I am not sure how one would remove all ageism, sexism, racism, classism, title-ism, and so on from lending. The whole concept is about making a prediction about the future with sub optimal information, guessing who will default on a loan and who won't. Same goes with insurance.
I have been pretty tempted to lie about where I live in order to reduce my insurance costs. It would reduce the insurance cost by half. It seems pretty disproportionately harsh that I should get lumped together with the people who simply happen to live around me.
Is it possible to make predictions illegal if they are based on historical data from other than the individual customer?
My beliefs aside [0], you do bring up a good point. I can't find the HN thread, but there was a good TEDx presentation on it as well:
Given two curves on the same graph, you are not guaranteed to be able to min/max them simultaneously.

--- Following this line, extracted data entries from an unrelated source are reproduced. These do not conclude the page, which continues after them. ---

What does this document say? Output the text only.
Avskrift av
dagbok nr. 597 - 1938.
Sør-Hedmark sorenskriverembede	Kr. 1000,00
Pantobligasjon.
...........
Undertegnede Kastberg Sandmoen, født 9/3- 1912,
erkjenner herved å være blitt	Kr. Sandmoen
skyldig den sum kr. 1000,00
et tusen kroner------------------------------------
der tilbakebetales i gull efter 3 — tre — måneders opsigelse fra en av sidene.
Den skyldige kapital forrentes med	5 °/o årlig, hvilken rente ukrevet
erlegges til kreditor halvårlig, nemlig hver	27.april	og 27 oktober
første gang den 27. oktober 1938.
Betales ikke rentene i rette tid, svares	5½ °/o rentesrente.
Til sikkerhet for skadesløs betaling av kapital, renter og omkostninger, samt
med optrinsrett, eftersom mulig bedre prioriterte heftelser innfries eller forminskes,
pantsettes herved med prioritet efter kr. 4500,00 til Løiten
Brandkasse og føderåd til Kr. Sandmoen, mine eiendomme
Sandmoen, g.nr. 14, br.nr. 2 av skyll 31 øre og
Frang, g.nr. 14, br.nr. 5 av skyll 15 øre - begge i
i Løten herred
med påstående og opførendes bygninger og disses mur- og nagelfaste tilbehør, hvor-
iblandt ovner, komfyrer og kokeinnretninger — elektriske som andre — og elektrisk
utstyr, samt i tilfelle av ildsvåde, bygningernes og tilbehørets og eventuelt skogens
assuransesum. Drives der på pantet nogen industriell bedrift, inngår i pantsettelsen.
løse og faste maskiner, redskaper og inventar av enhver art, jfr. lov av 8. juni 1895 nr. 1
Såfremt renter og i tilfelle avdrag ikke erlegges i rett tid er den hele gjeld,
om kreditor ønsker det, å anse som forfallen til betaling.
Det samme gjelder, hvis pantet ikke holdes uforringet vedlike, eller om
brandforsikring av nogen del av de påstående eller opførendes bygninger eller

For example: say you are a mortgage broker at a bank and you have to give out mortgages to people in your community. Obviously, the people in your community are diverse. There are men, women, white people, black people, homosexuals, heterosexuals, etc. all wanting mortgages. Say you have some historical data that you know to be accurate, namely the credit score of successful applicants, the associated foreclosure rate, and some demographic data like race and sex. Also say that you want the bank to remain solvent and competitive, handing out loans to the best applicants and also garnering a reputation for being a 'fair' community bank that people will actually be able to get loans from. Now, the question is, what is the cutoff for credit-scores that will cause an applicant to not get a mortgage [1]?
Say, on the y-axis is the foreclosure rate, and on the x-axis is an applicant's credit score. You have some curves for white women, black women, white men, black men, and many other permutations of the human rainbow. These curves are all different from each other.
Now, if you set an arbitrary cut-off score, you may be setting a score that says that white people are less likely to get a mortgage than black people. That's obviously disenfranchising white people in your community, and you should change the cut-off to be more equitable to the people around you.
However, now that you have changed the cut-off for approval of a mortgage to be racial equitable, you have now made it such that men are less likely to get a mortgage than women are. This is also not good, and you should change the cut-off again to be fair to all sexes and genders. However, now you are back to being unfair to white people, again.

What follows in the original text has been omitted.